- Theatrical poster
- Directed by: Pritchett Cotten
- Written by: Pritchett Cotten
- Produced by: Luke Livingston, Beverly Zaslow
- Edited by: Matthew Perdie Pritchett Cotten
- Production company: Ground Floor Video
- Distributed by: Rocky Mountain Pictures
- Release dates: January 13, 2012 (Los Angeles premiere); July 27, 2012 (United States);
- Running time: 108 minutes
- Country: United States
- Language: English

= Runaway Slave (film) =

Runaway Slave is an American independent political documentary hosted by Baptist minister C.L. Bryant, who hosts a nightly talk show over KEEL radio in his native Shreveport, Louisiana. The film premiered in Los Angeles on January 13, 2012. The film expresses Rev. Bryant's belief that the African-American community, "has traded one form of tyranny for another" by "buying into the entitlement mindset of Progressives."

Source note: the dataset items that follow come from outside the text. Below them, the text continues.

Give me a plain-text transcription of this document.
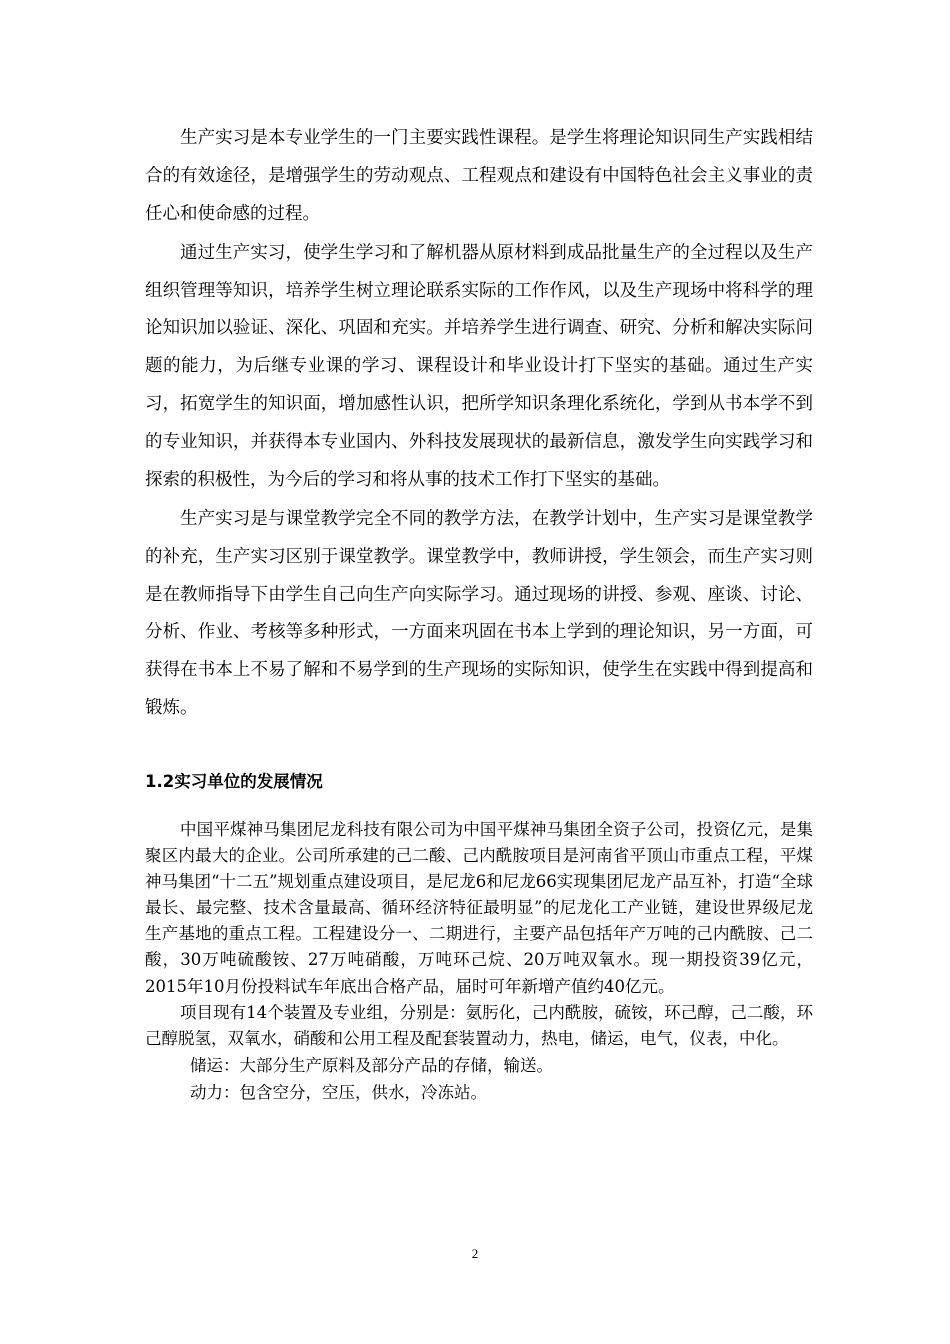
生产实习是本专业学生的一门主要实践性课程。是学生将理论知识同生产实践相结合的有效途径，是增强学生的劳动观点、工程观点和建设有中国特色社会主义事业的责任心和使命感的过程。

通过生产实习，使学生学习和了解机器从原材料到成品批量生产的全过程以及生产组织管理等知识，培养学生树立理论联系实际的工作作风，以及生产现场中将科学的理论知识加以验证、深化、巩固和充实。并培养学生进行调查、研究、分析和解决实际问题的能力，为后继专业课的学习、课程设计和毕业设计打下坚实的基础。通过生产实习，拓宽学生的知识面，增加感性认识，把所学知识条理化系统化，学到从书本学不到的专业知识，并获得本专业国内、外科技发展现状的最新信息，激发学生向实践学习和探索的积极性，为今后的学习和将从事的技术工作打下坚实的基础。

生产实习是与课堂教学完全不同的教学方法，在教学计划中，生产实习是课堂教学的补充，生产实习区别于课堂教学。课堂教学中，教师讲授，学生领会，而生产实习则是在教师指导下由学生自己向生产向实际学习。通过现场的讲授、参观、座谈、讨论、分析、作业、考核等多种形式，一方面来巩固在书本上学到的理论知识，另一方面，可获得在书本上不易了解和不易学到的生产现场的实际知识，使学生在实践中得到提高和锻炼。

1.2实习单位的发展情况

中国平煤神马集团尼龙科技有限公司为中国平煤神马集团全资子公司，投资亿元，是集聚区内最大的企业。公司所承建的己二酸、己内酰胺项目是河南省平顶山市重点工程，平煤神马集团“十二五”规划重点建设项目，是尼龙6和尼龙66实现集团尼龙产品互补，打造“全球最长、最完整、技术含量最高、循环经济特征最明显”的尼龙化工产业链，建设世界级尼龙生产基地的重点工程。工程建设分一、二期进行，主要产品包括年产万吨的己内酰胺、己二酸，30万吨硫酸铵、27万吨硝酸，万吨环己烷、20万吨双氧水。现一期投资39亿元，2015年10月份投料试车年底出合格产品，届时可年新增产值约40亿元。

项目现有14个装置及专业组，分别是：氨肟化，己内酰胺，硫铵，环己醇，己二酸，环己醇脱氢，双氧水，硝酸和公用工程及配套装置动力，热电，储运，电气，仪表，中化。

储运：大部分生产原料及部分产品的存储，输送。

动力：包含空分，空压，供水，冷冻站。

2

The film, directed by Pritchett Cotten, is backed by the FreedomWorks Foundation.

==Premise==
The film follows Rev. C.L. Bryant as he travels across the United States and speaks with members of the African-American community, various conservative leaders, and different public faces about the belief that the African-American community is immersed in a welfare state and prevented from being successful on their own. Andrew Breitbart, Glenn Beck, Herman Cain and Rep. Allen West are among the notable figures featured in the film who offer their insight and opinion into the topic.